Phoebe

Overview

Phoeβe

CI

Idea

Phoeβe (/ˈfiːbi/) wants to add basic artificial intelligence capabilities to the Linux OS.

What problem Phoeβe wants to solve

System-level tuning is a very complex activity, requiring the knowledge and expertise of several (all?) layers which compose the system itself, how they interact with each other and (quite often) it is required to also have an intimate knowledge of the implementation of the various layers.

Another big aspect of running systems is dealing with failure.
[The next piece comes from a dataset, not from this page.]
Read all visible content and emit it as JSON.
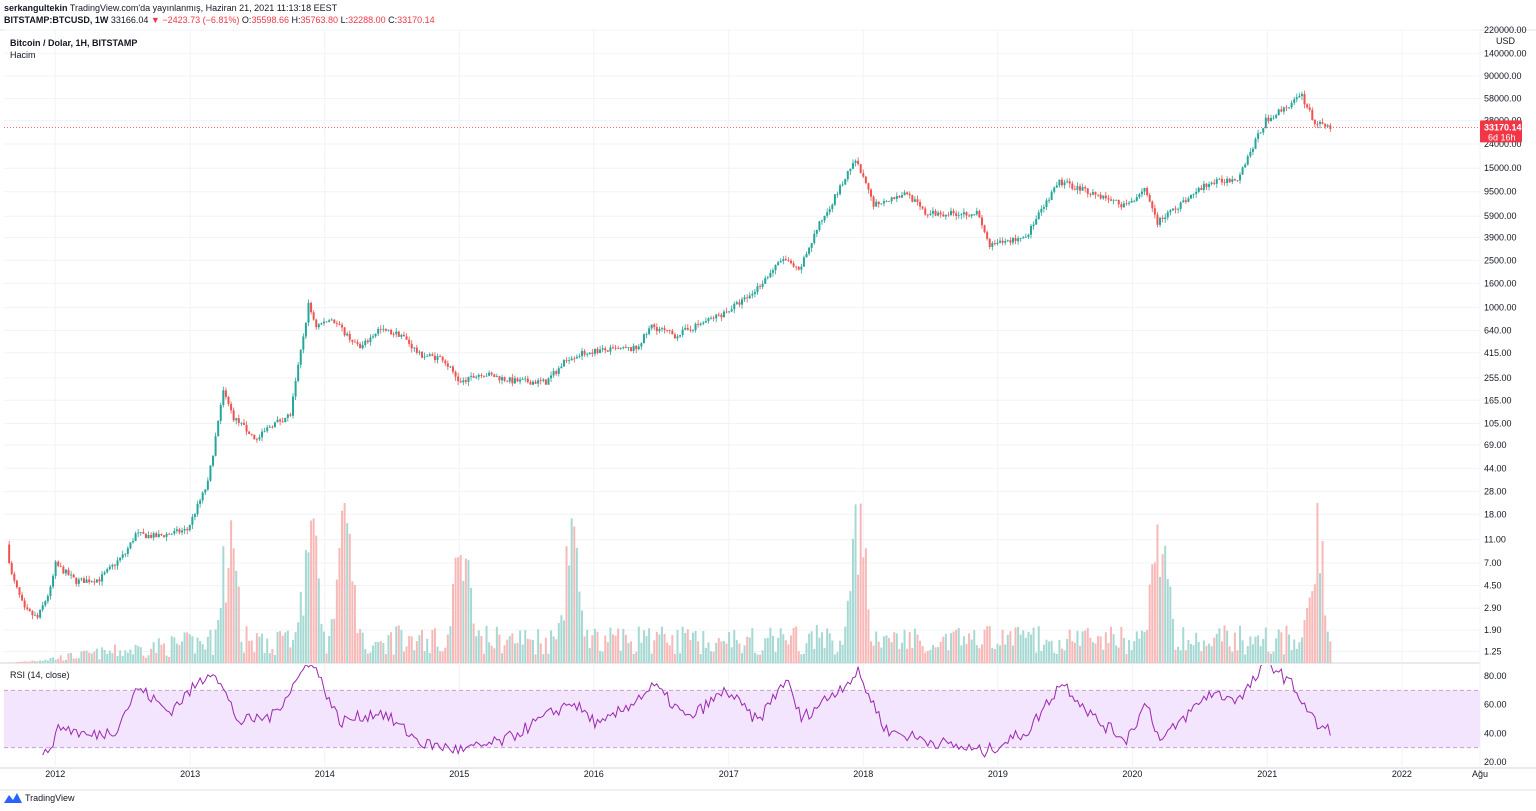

Do not think of failure as a machine turning on fire rather as an overloaded system, caused by misconfiguration, which could lead to starvation of the available resources.

In many circumstances, operators are used to deal with telemetry, live charts, alerts, etc. which could help them identifying the offending machine(s) and (re)act to fix any potential issues.

However, one question comes to mind: wouldn't it be awesome if the machine could auto-tune itself and provide a self-healing capability to the user? Well, if that is enough to trigger your interest then this is what Phoeβe aims to provide.

Phoeβe uses system telemetry as the input to its brain and produces a big set of settings which get applied to the running system. The decision made by the brain is continuously reevaluated (considering the grace_period setting) to offer eventually the best possible setup.

Architecture

Phoeβe is designed with a plugin architecture in mind, providing an interface for new functionality to be added with ease.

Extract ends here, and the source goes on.